Credit Card Delinquencies Rise Slightly, Still at Historic Low
The aggregate delinquency rate on U.S. consumer loans rose slightly in the first quarter of this year, according to data from the American Bankers Association (registration needed). Americans were late making timely payments on their credit card, home equity and auto loans, but the delinquency rate actually improved in most other categories.
Credit Card Delinquencies Rise to 3.4%
The credit card delinquency rate rose by 0.12 percent to 3.40 percent in the first three months of this year, compared to the last quarter of 2010, according to the report. This is still well below the 3.95 percent average of the past 15 years and lower than the 3.88 percent rate measured a year ago.
ABA defines delinquencies as loans on which payments are overdue by 30 days or more. Credit card companies use this measure as an important indicator of future defaults.
How Delinquencies Are Measured
There are several different methodologies in use today for measuring credit card delinquencies, most of which track individual accounts, as opposed to consumer payment behavior across all of his or her active accounts.
For example, delinquencies are often broken down into two sub-categories: early-stage (payments late by 30 – 59 days) and late-stage (payments late by 60 days or more). The most current data we have on these two categories come from Fitch, a credit ratings agency. According to Fitch, the late-stage delinquency rate fell in May for the 16th consecutive month, to 2.75 percent from 2.93 percent in April, while the early-stage delinquency rate decreased by 0.27 percent to 3.54 percent for the period.
TransUnion, a credit reporting agency, defines the delinquency rate as the ratio of consumers late on a payment to any one of their credit cards. Moreover, the credit bureau considers a payment to be late if it is 90 days or more past due. According to TransUnion’s latest report, the U.S. credit card delinquency rate decreased to 0.74 percent in the first three months of this year, down from 0.82 percent in the previous quarter and nearly 33 percent below the level measured in the same period a year ago. It is the lowest delinquency rate since the third quarter of 1996 (0.76 percent), the report says.
The Takeaway
By whatever measure, today’s credit card delinquency rates are very low by historic standards. Having spiked in the months following the financial meltdown of September 2008, delinquencies have now reached a record low on the opposite end of the spectrum.
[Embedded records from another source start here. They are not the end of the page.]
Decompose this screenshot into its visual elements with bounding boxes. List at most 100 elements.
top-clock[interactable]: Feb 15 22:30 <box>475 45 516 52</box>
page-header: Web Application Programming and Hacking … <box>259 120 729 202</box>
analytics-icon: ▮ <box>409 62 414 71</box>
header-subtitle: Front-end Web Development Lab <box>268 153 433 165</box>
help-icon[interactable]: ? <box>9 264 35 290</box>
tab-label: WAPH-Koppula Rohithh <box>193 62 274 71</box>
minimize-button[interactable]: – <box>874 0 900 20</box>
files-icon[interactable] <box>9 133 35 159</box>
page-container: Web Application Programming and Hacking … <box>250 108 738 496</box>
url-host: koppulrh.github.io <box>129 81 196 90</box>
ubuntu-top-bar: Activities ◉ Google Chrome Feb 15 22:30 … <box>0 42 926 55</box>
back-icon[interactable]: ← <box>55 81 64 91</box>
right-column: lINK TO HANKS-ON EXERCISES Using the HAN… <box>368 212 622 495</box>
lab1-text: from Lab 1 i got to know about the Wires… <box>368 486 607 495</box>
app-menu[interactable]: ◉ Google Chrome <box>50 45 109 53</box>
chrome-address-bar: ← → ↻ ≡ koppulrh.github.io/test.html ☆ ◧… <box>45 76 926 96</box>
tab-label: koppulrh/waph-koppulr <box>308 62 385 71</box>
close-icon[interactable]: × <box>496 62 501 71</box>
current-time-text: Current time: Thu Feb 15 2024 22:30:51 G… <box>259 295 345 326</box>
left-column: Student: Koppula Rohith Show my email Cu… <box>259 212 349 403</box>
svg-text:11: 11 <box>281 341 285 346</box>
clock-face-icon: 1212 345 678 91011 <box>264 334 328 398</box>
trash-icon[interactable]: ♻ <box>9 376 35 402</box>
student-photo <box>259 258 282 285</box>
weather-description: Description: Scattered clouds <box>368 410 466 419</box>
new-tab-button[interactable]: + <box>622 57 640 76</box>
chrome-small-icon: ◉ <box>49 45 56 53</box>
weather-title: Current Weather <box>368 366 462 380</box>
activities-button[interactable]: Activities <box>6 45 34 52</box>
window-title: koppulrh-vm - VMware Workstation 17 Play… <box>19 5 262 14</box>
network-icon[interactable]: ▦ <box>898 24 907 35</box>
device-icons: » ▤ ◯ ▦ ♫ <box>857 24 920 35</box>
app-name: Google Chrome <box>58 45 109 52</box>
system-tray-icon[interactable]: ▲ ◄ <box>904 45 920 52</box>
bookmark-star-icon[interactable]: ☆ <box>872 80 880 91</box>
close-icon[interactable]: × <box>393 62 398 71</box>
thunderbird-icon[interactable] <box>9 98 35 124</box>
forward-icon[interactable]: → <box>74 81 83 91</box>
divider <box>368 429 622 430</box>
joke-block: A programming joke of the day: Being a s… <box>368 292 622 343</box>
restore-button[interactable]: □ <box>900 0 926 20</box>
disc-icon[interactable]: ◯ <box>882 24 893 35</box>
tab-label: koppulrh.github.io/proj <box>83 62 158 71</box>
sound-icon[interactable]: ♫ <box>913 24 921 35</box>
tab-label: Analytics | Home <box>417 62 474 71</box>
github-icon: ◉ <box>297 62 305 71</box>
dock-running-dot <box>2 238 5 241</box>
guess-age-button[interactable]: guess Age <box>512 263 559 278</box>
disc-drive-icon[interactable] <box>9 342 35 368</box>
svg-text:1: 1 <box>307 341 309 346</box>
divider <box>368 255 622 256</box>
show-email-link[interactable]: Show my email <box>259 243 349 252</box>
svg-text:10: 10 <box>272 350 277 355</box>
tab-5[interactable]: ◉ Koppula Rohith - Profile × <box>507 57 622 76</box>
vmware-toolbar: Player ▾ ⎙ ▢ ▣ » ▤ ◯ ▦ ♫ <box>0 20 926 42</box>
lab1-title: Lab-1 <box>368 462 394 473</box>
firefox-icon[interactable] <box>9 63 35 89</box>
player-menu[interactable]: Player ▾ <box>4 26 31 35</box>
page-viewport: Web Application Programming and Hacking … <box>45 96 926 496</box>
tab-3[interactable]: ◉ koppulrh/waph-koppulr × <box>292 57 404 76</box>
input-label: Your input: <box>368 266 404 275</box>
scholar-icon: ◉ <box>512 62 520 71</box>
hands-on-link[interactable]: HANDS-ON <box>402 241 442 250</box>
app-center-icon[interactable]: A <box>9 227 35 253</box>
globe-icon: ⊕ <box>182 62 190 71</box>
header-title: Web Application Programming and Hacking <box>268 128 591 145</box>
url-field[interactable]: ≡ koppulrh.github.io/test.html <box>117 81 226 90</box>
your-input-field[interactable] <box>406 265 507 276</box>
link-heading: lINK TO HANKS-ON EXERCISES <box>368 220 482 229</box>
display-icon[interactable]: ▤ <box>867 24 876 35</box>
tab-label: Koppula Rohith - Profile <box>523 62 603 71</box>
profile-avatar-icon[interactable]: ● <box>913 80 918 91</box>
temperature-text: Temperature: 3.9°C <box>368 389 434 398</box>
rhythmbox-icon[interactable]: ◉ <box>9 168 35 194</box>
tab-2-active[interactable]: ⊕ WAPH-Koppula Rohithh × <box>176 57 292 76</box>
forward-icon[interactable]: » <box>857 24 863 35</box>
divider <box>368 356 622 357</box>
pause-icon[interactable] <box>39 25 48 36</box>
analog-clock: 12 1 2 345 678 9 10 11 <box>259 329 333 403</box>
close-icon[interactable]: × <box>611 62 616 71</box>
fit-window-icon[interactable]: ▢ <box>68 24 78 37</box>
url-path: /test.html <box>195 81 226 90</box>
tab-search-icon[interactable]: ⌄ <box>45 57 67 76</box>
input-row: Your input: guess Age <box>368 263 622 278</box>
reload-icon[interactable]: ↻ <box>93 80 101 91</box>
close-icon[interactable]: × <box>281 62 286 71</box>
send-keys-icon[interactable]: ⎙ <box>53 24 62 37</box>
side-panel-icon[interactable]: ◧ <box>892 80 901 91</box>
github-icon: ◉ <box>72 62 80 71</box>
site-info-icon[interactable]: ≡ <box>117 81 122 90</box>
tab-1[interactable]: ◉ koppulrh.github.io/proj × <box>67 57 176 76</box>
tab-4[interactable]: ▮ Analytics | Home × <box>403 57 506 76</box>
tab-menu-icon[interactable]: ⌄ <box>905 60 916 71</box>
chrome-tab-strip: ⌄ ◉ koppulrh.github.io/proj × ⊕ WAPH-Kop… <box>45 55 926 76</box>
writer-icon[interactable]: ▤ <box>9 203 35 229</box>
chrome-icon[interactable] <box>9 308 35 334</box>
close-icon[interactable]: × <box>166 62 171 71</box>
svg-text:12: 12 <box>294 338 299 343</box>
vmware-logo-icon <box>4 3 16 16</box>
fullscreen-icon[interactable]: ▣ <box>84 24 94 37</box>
The upward tick on ABA’s delinquency chart may be just a one-off aberration from a trend that is still ongoing or it may be signaling its end. We don’t know yet. We do know that credit is once again becoming more readily accessible, especially to Americans with higher credit scores, but also to consumers with average scores. New credit card offers are now both much more plentiful and much more appealing than at any time since the crisis began, according to the latest data from Mintel Comperemedia.
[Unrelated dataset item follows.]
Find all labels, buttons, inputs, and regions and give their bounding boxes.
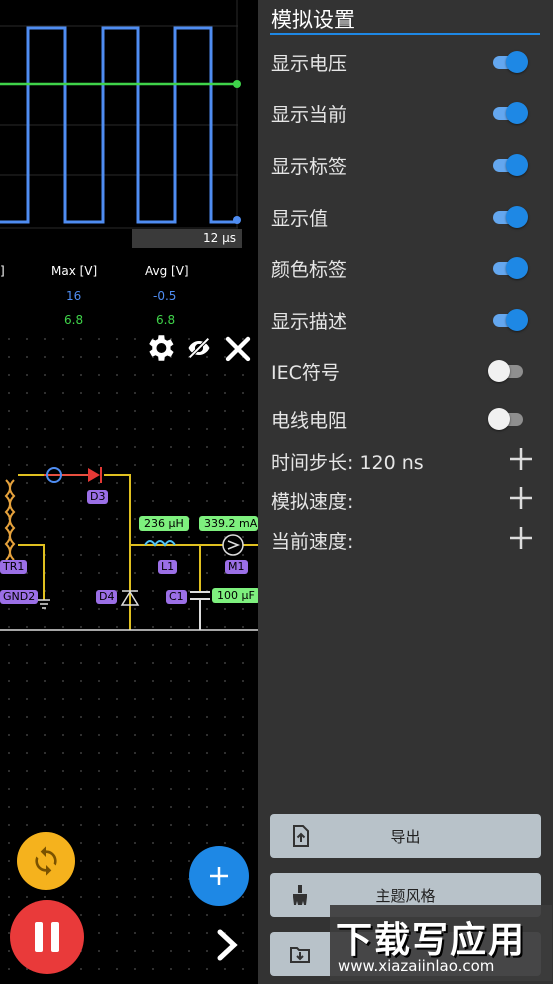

As a result, as we reported yesterday, in March of this year Americans’ credit card lines had expanded by 35 percent on aggregate, compared to March of 2010, according to Equifax, another credit reporting agency. Perhaps not unrelatedly, credit card spending in May was also up – by 6.6 percent compared to the same month a year ago – according to First Data, a big payment processor. So far higher spending has not translated into higher delinquencies and defaults, but this may happen in the not-too-distant future.